Das sagt der Bundestrainer:
Toni Söderholm war in den vergangenen Jahren nicht immer ganz einverstanden mit den Leistungen von Daniel Fischbuch, nun in Helsinki ist er voll des Lobes: „Er kämpft, er fightet. Das bringt ihm die Möglichkeit, erfolgreich zu spielen. Er ist anwesend im Spiel und sucht die Abschlüsse, er hat Hunger, die Spiele zu entscheiden. Er hat es sehr, sehr gut gemacht.“

Alexander Ehl, 22 Flügelstürmer

Die Erwartung:
Als Alexander Ehl vor knapp zwei Wochen erfuhr, dass er zum ersten Mal zu einer WM fahren darf, „konnte ich das erst gar nicht glauben“, sagte er. Und er ging die Reise bescheiden an. Natürlich wäre es das Größte, auch eingesetzt zu werden, aber da der Bundestrainer im Vorfeld ankündigte, dass er ein paar Plätze offen lassen will, falls es noch Verstärkung aus Nordamerika geben könnte, sagte Ehl: „Ich lasse mich drauf ein, vielleicht spiele ich mal, vielleicht mal nicht, ich werde für alles bereit sein.“

Die Rolle:
Nichts war es mit der Reservistenrolle. Ehl wurde sofort lizensiert und stand ab dem ersten Spiel auf dem Eis. Gemeinsam mit Maximilian Kastner und Samuel Soramies bildet er die vierte Reihe, die allerdings deutlich mehr Verantwortung hat als vierte Reihen in anderen Teams. Zudem spielt der Düsseldorfer in Unterzahl. Lediglich im letzten Spiel am Dienstag saß Ehl die kompletten 60 Minuten auf der Bank.

Die Zahlen:
Auch die können sich sehen lassen – wenn auch auf anderem Niveau als die von Fischbuch. Ehl spielte bislang 62:59 Minuten, also 8:59 im Schnitt. Er hat auch bereits ein Tor geschossen, besorgte das 2:1 gegen Frankreich. Seine acht Torschüsse sind im Verhältnis zur Eiszeit ebenfalls in Ordnung. Und er stand bei zwei eigenen Toren mehr auf dem Eis als bei gegnerischen.

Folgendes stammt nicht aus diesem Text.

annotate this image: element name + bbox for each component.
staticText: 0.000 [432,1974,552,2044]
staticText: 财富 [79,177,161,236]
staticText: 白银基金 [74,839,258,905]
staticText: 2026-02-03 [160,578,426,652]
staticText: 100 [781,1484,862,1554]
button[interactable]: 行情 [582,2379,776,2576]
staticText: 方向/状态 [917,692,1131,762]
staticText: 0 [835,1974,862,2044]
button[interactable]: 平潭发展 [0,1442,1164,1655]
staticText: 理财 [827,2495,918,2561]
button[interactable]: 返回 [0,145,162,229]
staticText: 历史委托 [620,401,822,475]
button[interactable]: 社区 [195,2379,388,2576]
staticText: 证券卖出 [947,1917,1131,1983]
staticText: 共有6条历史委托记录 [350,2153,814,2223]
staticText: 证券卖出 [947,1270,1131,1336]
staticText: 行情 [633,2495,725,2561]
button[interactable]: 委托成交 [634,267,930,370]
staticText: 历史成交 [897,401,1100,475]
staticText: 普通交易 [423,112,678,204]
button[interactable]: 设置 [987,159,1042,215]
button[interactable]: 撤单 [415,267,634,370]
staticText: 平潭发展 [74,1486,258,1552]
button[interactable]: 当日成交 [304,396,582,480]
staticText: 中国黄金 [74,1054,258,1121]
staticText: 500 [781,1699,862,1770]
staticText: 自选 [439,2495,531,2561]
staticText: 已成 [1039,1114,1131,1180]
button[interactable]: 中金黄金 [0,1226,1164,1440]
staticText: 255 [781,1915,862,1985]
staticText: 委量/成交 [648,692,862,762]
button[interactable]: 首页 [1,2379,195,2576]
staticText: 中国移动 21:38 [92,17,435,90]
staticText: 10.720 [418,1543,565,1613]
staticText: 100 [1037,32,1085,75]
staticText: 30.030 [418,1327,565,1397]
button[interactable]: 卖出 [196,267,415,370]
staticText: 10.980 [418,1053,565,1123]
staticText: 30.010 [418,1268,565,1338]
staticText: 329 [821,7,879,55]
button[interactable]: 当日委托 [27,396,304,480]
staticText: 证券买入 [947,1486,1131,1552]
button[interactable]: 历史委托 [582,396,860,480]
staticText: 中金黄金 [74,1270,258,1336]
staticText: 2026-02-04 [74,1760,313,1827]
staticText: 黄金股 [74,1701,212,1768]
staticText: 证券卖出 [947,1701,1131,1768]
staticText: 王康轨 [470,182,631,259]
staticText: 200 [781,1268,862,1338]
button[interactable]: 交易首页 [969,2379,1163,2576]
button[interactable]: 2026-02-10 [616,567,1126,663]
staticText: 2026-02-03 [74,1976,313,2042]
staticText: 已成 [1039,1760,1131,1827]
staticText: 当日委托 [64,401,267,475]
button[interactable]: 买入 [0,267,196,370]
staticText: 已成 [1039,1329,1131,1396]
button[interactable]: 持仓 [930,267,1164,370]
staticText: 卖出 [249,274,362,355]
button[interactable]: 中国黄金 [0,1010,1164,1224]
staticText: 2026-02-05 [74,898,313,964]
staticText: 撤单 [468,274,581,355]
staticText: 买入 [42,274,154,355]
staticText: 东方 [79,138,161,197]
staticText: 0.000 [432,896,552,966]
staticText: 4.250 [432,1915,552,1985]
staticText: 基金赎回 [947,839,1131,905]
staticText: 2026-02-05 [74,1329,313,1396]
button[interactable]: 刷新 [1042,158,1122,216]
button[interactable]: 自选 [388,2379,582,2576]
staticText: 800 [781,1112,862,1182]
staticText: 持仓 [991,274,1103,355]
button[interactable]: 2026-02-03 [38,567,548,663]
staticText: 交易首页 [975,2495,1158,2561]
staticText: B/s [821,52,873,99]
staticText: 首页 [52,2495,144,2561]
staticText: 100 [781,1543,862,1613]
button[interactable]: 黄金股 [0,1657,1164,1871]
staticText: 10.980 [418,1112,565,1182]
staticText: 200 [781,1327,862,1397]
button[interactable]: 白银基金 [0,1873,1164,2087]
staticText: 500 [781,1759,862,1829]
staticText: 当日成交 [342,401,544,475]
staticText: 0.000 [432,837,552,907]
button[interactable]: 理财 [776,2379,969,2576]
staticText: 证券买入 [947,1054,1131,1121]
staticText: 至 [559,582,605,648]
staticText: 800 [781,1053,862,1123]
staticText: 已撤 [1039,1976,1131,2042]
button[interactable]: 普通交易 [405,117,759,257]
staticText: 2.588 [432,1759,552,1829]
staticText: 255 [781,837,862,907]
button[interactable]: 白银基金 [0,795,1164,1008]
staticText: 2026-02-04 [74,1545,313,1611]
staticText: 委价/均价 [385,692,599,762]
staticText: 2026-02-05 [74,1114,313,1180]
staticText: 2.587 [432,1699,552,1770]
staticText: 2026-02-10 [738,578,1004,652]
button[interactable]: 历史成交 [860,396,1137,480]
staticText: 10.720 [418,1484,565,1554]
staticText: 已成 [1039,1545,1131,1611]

Schon jetzt eine gelungene WM-Premiere für den 22-Jährigen.

Das sagt er selbst:
An das Niveau bei einer Weltmeisterschaft musste er sich erst mal gewöhnen: „Das ist alles viel schneller und härter.“ Auch deswegen war er bei seinem ersten Spiel „etwas angespannt, aber das nimmt sich dann gleich nach den ersten zwei, drei Wechseln. Dann geht die Nervosität weg, dann kommt man wieder in die Routine rein, und dann ist alles wieder normal.“ Und auch insgesamt ist er „einfach nur begeistert. Ich versuche, alles aufzusaugen. Die ganzen Erfahrungen, die man hier macht, das ist einfach nur unglaublich.“

Das sagt der Bundestrainer:
Söderholm ist schon lange ein Fan von Alexander Ehl, vor allem von dessen Spielintelligenz, Ehl treffe fast immer die richtige Entscheidung, weil er „einen schnellen Prozessor“ habe. Zudem mag er seinen Einsatz und seine Lernfähigkeit, der Flügelstürmer sei „für jeden Coach ein Wunschspieler“. Jetzt in Helsinki klingt das ähnliche, die gesamte vierte Reihe mache einen starken Job, sie spiele „fast schon zu sauber“, sagte der Bundestrainer lachend.